Figure 2 shows an example of the results obtained at this stage of the workflow—at the MS/MS level. Though structural interpretation can be performed using MS/MS-level spectral data, it’s very difficult if not impossible to determine structural isomers without MSn-level spectral data. Examination of the glycan list generated by SimGlycan software often reveals additional glycan compositions having identical mass that are scored much lower.
In some cases, when the experimental spectrum is mapped onto the theoretical spectrum, peaks showing high abundance remain unexplained. Though reported to have a much lower probability of matching the MS/MS spectrum, these glycans could be additional isomers present in the sample.
To characterize a lower-ranked glycan structure, sets of sequential MSn spectra are acquired for unmatched fragment ions. Each successive level of MSn fragmentation spectra is then brought into SimGlycan software to compare the experimental and predicted MSn fragmentation pathway. The software generates an annotated spectrum depicting the fragmentation matches and loss of consecutive monosaccharide units. As the level of MSn increases, the fragments generated become increasingly structure specific and thus aid in characterizing specific structures, isomers, and branching patterns. Figure 3 shows the MS7 fragmentation pathway for the glycan (Gal)(Man)4(GlcNAc)4.

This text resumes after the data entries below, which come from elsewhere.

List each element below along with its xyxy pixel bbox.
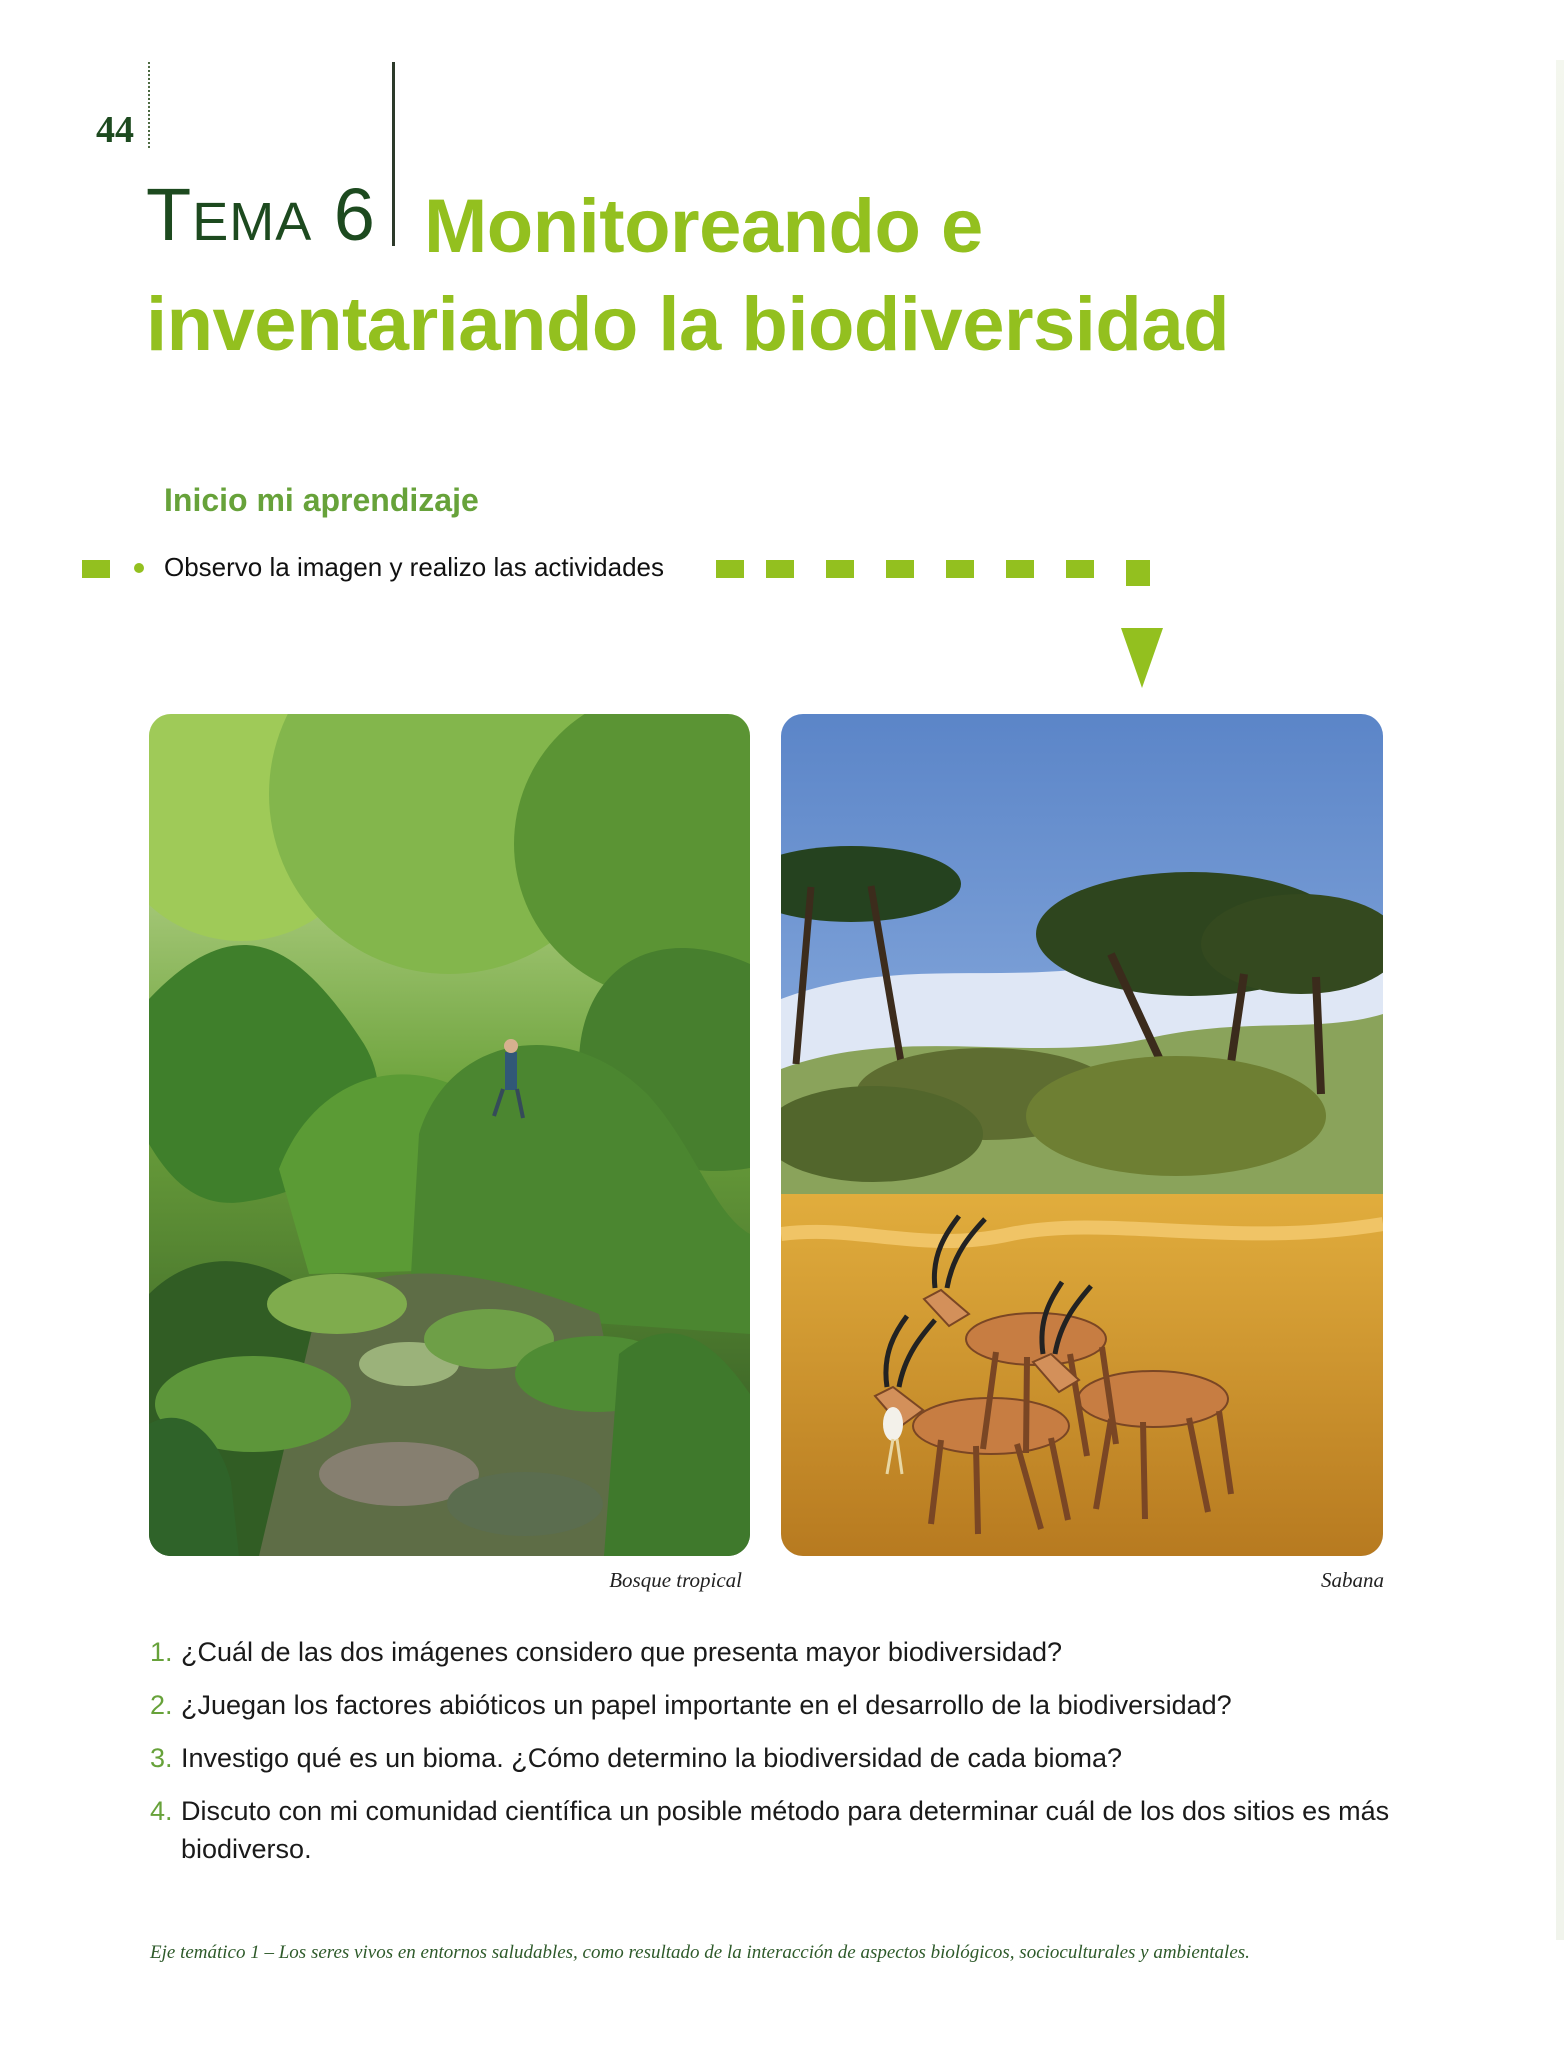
- question-item: [150, 1633, 1400, 1671]
- question-text: Investigo qué es un bioma. ¿Cómo determino la biodiversidad de cada bioma?: [181, 1743, 1123, 1773]
- question-item: [150, 1686, 1400, 1724]
- down-arrow-icon: [1121, 628, 1163, 688]
- question-text: ¿Juegan los factores abióticos un papel importante en el desarrollo de la biodiversidad?: [181, 1690, 1232, 1720]
- page-title: Monitoreando e inventariando la biodiversidad: [146, 184, 1230, 367]
- tropical-forest-illustration: [149, 714, 750, 1556]
- thematic-axis-footer: Eje temático 1 – Los seres vivos en entornos saludables, como resultado de la interacción de aspectos biológicos, socioculturales y ambientales.: [150, 1942, 1250, 1963]
- savanna-caption: Sabana: [1321, 1568, 1384, 1592]
- section-heading: Inicio mi aprendizaje: [164, 482, 479, 518]
- question-item: [150, 1792, 1400, 1868]
- forest-caption: Bosque tropical: [609, 1568, 742, 1592]
- bullet-icon: [134, 563, 144, 573]
- instruction-marker: [82, 560, 110, 578]
- theme-label-initial: T: [146, 173, 193, 256]
- dash-connector: [1066, 560, 1094, 578]
- tropical-forest-image: [149, 714, 750, 1556]
- dash-connector: [946, 560, 974, 578]
- question-text: Discuto con mi comunidad científica un posible método para determinar cuál de los dos sitios es más biodiverso.: [181, 1796, 1390, 1864]
- theme-number: 6: [333, 173, 376, 256]
- dash-connector: [826, 560, 854, 578]
- theme-label-rest: EMA: [192, 192, 313, 252]
- savanna-image: [781, 714, 1383, 1556]
- dash-connector: [716, 560, 744, 578]
- page-edge-shadow: [1556, 60, 1564, 1940]
- activity-questions-list: [150, 1633, 1400, 1883]
- dash-connector: [1006, 560, 1034, 578]
- dash-connector: [766, 560, 794, 578]
- question-number: 4.: [150, 1796, 173, 1826]
- page-number: 44: [96, 109, 134, 151]
- page-number-divider: [148, 62, 150, 148]
- question-number: 3.: [150, 1743, 173, 1773]
- question-text: ¿Cuál de las dos imágenes considero que presenta mayor biodiversidad?: [181, 1637, 1063, 1667]
- dash-corner: [1126, 560, 1150, 586]
- activity-instruction: Observo la imagen y realizo las actividades: [164, 552, 665, 582]
- question-item: [150, 1739, 1400, 1777]
- question-number: 1.: [150, 1637, 173, 1667]
- question-number: 2.: [150, 1690, 173, 1720]
- dash-connector: [886, 560, 914, 578]
- savanna-illustration: [781, 714, 1383, 1556]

If the MS/MS database search does not resolve a glycan structure, SimGlycan software allows the researcher to draw, edit, and “theoretically” fragment glycan structures. Theoretical fragmentation of the drawn structure assists the researcher in comparing experimental and theoretical data in order to determine whether the modification brings the theoretical glycan closer to the experimental data. This assists in resolving glycan structures when data for the glycans is not yet available in the software database or for de novo glycan analysis.
Because glycans perform essential roles in biological processes and have the potential to act as markers for disease, they are of intense interest. However, the complex branching and isomeric nature of glycans make them difficult to characterize. Though mass spectrometry, and in particular MSn, has emerged as a powerful technique to aid in glycan structural elucidation, MS-based workflows generate enormous amounts of spectral data that required tedious manual interpretation. Recent developments in bioinformatics software now enable an MS-based workflow that dramatically accelerates glycan characterization by facilitating interpretation of MSn data.